Saibam que a magia da carioquice -e só mesmo o Rio faria acontecer este quase milagre – pode unir as três vertentes. O feriado para a celebração da Negra Virgem foi iluminado, não bastasse o dia esplendoroso da quinta-feira, por dois eventos nunca dantes visto por aqui.
O primeiro aconteceu às seis da tarde da quarta feira no alto do Corcovado, como que trombeteando o segundo.
Treze Escolas de Samba Mirins, com suas porta-bandeiras exibindo os garbosos pavilhões, entoaram um inédito Samba-Enredo para a Padroeira (de Jorge Simas e Paulo César Feital), belamente puxado por Didu Nogueira. Cinquenta crianças das treze comunidades acompanhavam, cantavam, alegravam-se na solidariedade.

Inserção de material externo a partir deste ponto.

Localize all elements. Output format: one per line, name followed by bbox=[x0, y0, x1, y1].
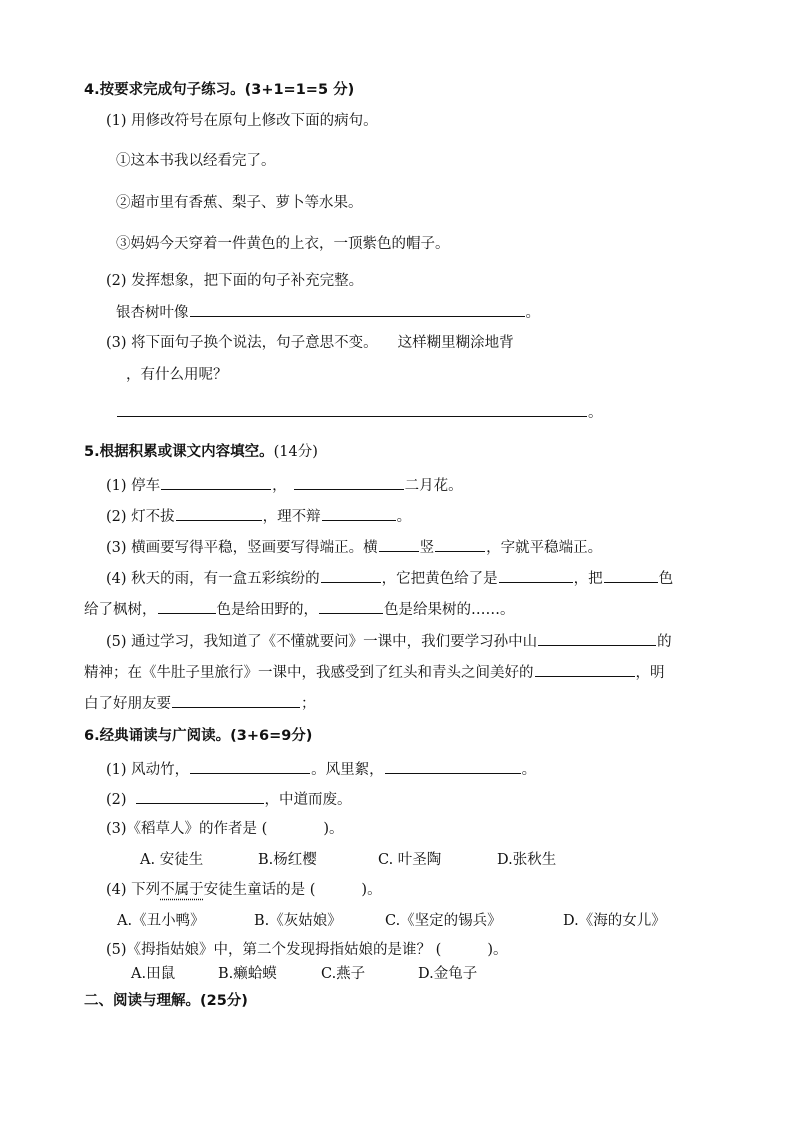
q6-l4b: 安徒生童话的是 ( bbox=[203, 882, 316, 898]
period: 。 bbox=[525, 305, 540, 321]
q6-l2a: (2) bbox=[106, 792, 127, 808]
q5-l3c: ，字就平稳端正。 bbox=[486, 540, 603, 556]
q4-sub3-sentence: 这样糊里糊涂地背 bbox=[397, 335, 514, 351]
q6-l4-emphasis: 不属于 bbox=[160, 882, 204, 898]
blank[interactable] bbox=[499, 568, 573, 583]
q5-score: (14分) bbox=[273, 444, 318, 460]
q4-sentence-1: ①这本书我以经看完了。 bbox=[116, 153, 276, 169]
q6-line-4 bbox=[106, 880, 382, 900]
q5-l4a: (4) 秋天的雨，有一盒五彩缤纷的 bbox=[106, 571, 320, 587]
blank[interactable] bbox=[321, 568, 381, 583]
q6-l2b: ，中道而废。 bbox=[264, 792, 352, 808]
blank[interactable] bbox=[538, 631, 656, 646]
part2-score: (25分) bbox=[200, 993, 248, 1009]
q6-title: 6.经典诵读与广阅读。 bbox=[84, 728, 231, 744]
blank[interactable] bbox=[158, 599, 216, 614]
q6-line-5 bbox=[106, 940, 507, 960]
q5-l5e: 白了好朋友要 bbox=[84, 696, 171, 712]
ginkgo-blank[interactable] bbox=[190, 302, 525, 317]
q5-title: 5.根据积累或课文内容填空。 bbox=[84, 444, 274, 460]
q6-l3-option-c[interactable]: C. 叶圣陶 bbox=[378, 852, 442, 868]
q5-line-1 bbox=[106, 475, 463, 496]
blank[interactable] bbox=[604, 568, 658, 583]
q4-sub3-instruction: (3) 将下面句子换个说法，句子意思不变。 bbox=[106, 335, 378, 351]
q4-title: 4.按要求完成句子练习。(3+1=1=5 分) bbox=[84, 82, 355, 98]
q5-line-5 bbox=[106, 631, 672, 652]
q6-line-1 bbox=[106, 759, 536, 780]
period: 。 bbox=[521, 762, 537, 778]
q4-sub2: (2) 发挥想象，把下面的句子补充完整。 bbox=[106, 273, 364, 289]
q6-l4-option-c[interactable]: C.《坚定的锡兵》 bbox=[385, 913, 502, 929]
blank[interactable] bbox=[176, 506, 262, 521]
blank[interactable] bbox=[161, 475, 271, 490]
q5-line-4-cont bbox=[84, 599, 515, 620]
blank[interactable] bbox=[535, 662, 635, 677]
q6-l4-option-a[interactable]: A.《丑小鸭》 bbox=[117, 913, 205, 929]
q6-l5-option-d[interactable]: D.金龟子 bbox=[418, 966, 478, 982]
q5-l4c: ，把 bbox=[573, 571, 603, 587]
q6-l3-option-d[interactable]: D.张秋生 bbox=[497, 852, 557, 868]
blank[interactable] bbox=[319, 599, 383, 614]
q5-title-row bbox=[84, 442, 318, 462]
blank[interactable] bbox=[136, 789, 264, 804]
q5-l4d: 色 bbox=[658, 571, 674, 587]
q6-title-row bbox=[84, 726, 312, 746]
q5-l1a: (1) 停车 bbox=[106, 478, 161, 494]
period: 。 bbox=[396, 509, 412, 525]
q6-line-3 bbox=[106, 819, 343, 839]
q6-l3-option-a[interactable]: A. 安徒生 bbox=[140, 852, 204, 868]
period: 。 bbox=[588, 405, 603, 421]
q6-l4-option-d[interactable]: D.《海的女儿》 bbox=[563, 913, 666, 929]
q6-l1a: (1) 风动竹， bbox=[106, 762, 190, 778]
q6-l3: (3)《稻草人》的作者是 ( bbox=[106, 821, 268, 837]
q6-l5-option-c[interactable]: C.燕子 bbox=[321, 966, 366, 982]
q6-l4-end: )。 bbox=[361, 882, 382, 898]
blank[interactable] bbox=[385, 759, 521, 774]
q6-line-2 bbox=[106, 789, 352, 810]
q6-l5-end: )。 bbox=[487, 942, 508, 958]
q6-l4a: (4) 下列 bbox=[106, 882, 161, 898]
q6-l5: (5)《拇指姑娘》中，第二个发现拇指姑娘的是谁？ ( bbox=[106, 942, 442, 958]
part2-title: 二、阅读与理解。 bbox=[84, 993, 200, 1009]
blank[interactable] bbox=[294, 475, 404, 490]
q4-sub1: (1) 用修改符号在原句上修改下面的病句。 bbox=[106, 113, 378, 129]
q5-l3a: (3) 横画要写得平稳，竖画要写得端正。横 bbox=[106, 540, 378, 556]
q5-l1b: 二月花。 bbox=[404, 478, 463, 494]
ginkgo-prefix: 银杏树叶像 bbox=[116, 305, 189, 321]
q5-l5c: 精神；在《牛肚子里旅行》一课中，我感受到了红头和青头之间美好的 bbox=[84, 665, 534, 681]
q5-l4b: ，它把黄色给了是 bbox=[381, 571, 498, 587]
q5-l5a: (5) 通过学习，我知道了《不懂就要问》一课中，我们要学习孙中山 bbox=[106, 634, 538, 650]
part2-title-row bbox=[84, 991, 248, 1011]
q5-l2a: (2) 灯不拔 bbox=[106, 509, 175, 525]
blank[interactable] bbox=[190, 759, 310, 774]
q4-sentence-3: ③妈妈今天穿着一件黄色的上衣，一顶紫色的帽子。 bbox=[116, 236, 450, 252]
q5-l5d: ，明 bbox=[635, 665, 665, 681]
blank[interactable] bbox=[435, 537, 485, 552]
q6-l3-end: )。 bbox=[323, 821, 344, 837]
q5-line-5-end bbox=[84, 693, 316, 714]
q5-l3b: 竖 bbox=[419, 540, 435, 556]
q6-l5-option-a[interactable]: A.田鼠 bbox=[131, 966, 176, 982]
q4-ginkgo-line bbox=[116, 302, 540, 323]
blank[interactable] bbox=[172, 693, 300, 708]
blank[interactable] bbox=[322, 506, 396, 521]
q6-l4-option-b[interactable]: B.《灰姑娘》 bbox=[254, 913, 342, 929]
q4-sub3 bbox=[106, 333, 514, 353]
q4-answer-line bbox=[116, 402, 603, 423]
q6-l1b: 。风里絮， bbox=[311, 762, 384, 778]
q4-sub3-cont: ，有什么用呢？ bbox=[126, 367, 228, 383]
q6-l3-option-b[interactable]: B.杨红樱 bbox=[258, 852, 317, 868]
blank[interactable] bbox=[379, 537, 419, 552]
q6-l5-option-b[interactable]: B.癞蛤蟆 bbox=[218, 966, 277, 982]
q5-line-5-cont bbox=[84, 662, 665, 683]
q4-sentence-2: ②超市里有香蕉、梨子、萝卜等水果。 bbox=[116, 195, 363, 211]
q6-score: (3+6=9分) bbox=[230, 728, 313, 744]
q5-l5b: 的 bbox=[657, 634, 672, 650]
q5-line-3 bbox=[106, 537, 602, 558]
q5-l4e: 给了枫树， bbox=[84, 602, 157, 618]
rewrite-blank[interactable] bbox=[117, 402, 587, 417]
q5-l4f: 色是给田野的， bbox=[216, 602, 318, 618]
q5-line-4 bbox=[106, 568, 673, 589]
q5-l4g: 色是给果树的……。 bbox=[384, 602, 515, 618]
q5-l2b: ，理不辩 bbox=[262, 509, 321, 525]
comma: ， bbox=[272, 478, 287, 494]
q5-line-2 bbox=[106, 506, 411, 527]
q5-l5f: ； bbox=[301, 696, 316, 712]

Mas não só. A Sinfônica Juvenil da Maré antecedeu o ato litúrgico com a Ave Maria no Morro (de Herivelto Martins), logo depois da execução do Hino Nacional. Violinos, cordas e celos lado a lado de cuícas e tamborins.
Devo dizer-lhes que naquele momento dezenas de turistas e todos que lá estávamos ficamos paralisados pela emoção e pela beleza, muitos às lágrimas.
Nada tão eloquente para anunciar o que ocorreria doze horas depois na Avenida Atlântica. Acreditem, 500 crianças e adolescentes carentes em desfile, com carro de som, bateria, baianas, passistas.
Nunca vi, nem pensava ver, tamanho grito de originalidade e celebração para a Elevação, a Fé, a Alegria, a Solidariedade. Cada Escola de Samba Mirim trazendo como Abre-Ala a imagem triangular da Negra Virgem do Brasil. Alguém até poderá pensar – “mas misturar o sagrado com o profano, isso parece uma inconsequência ou um atrevimento…”. Qual nada, muito ao contrário.
Os requebros e as vozes das crianças, a música e a dança ancestrais, provocavam clarões de beleza e força contagiantes. O sopro de fé e de vida se impunha.
Não sem razão, lá estava, pulsante em energia e simplicidade, o comandante da magia do espetáculo e da religiosidade, o Padre Omar Raposo, também homem de ação, também cantor, também Reitor do Monumento Nacional do Redentor. Uma magnífica figura, esta, que tudo armou na Arquidiocese, com sustentação moral do cardeal Dom Orani, outro obreiro das coisas que atingem o coração.
Mas, e a ideia, quem imaginou provocar tamanha audácia, tamanho sonho? Nasceu da cabeça criativa do Embaixador Jerônimo Moscardo, outro inestimável brasileiro sempre voltado aos entrelaços da cultura e da cidadania. Ele agregou cariocas notáveis, reuniu todos inúmeras vezes ao lado do padre Omar. E nasceu a luz. E o fato concreto se fez realidade. A magia e a fé resplandeceram.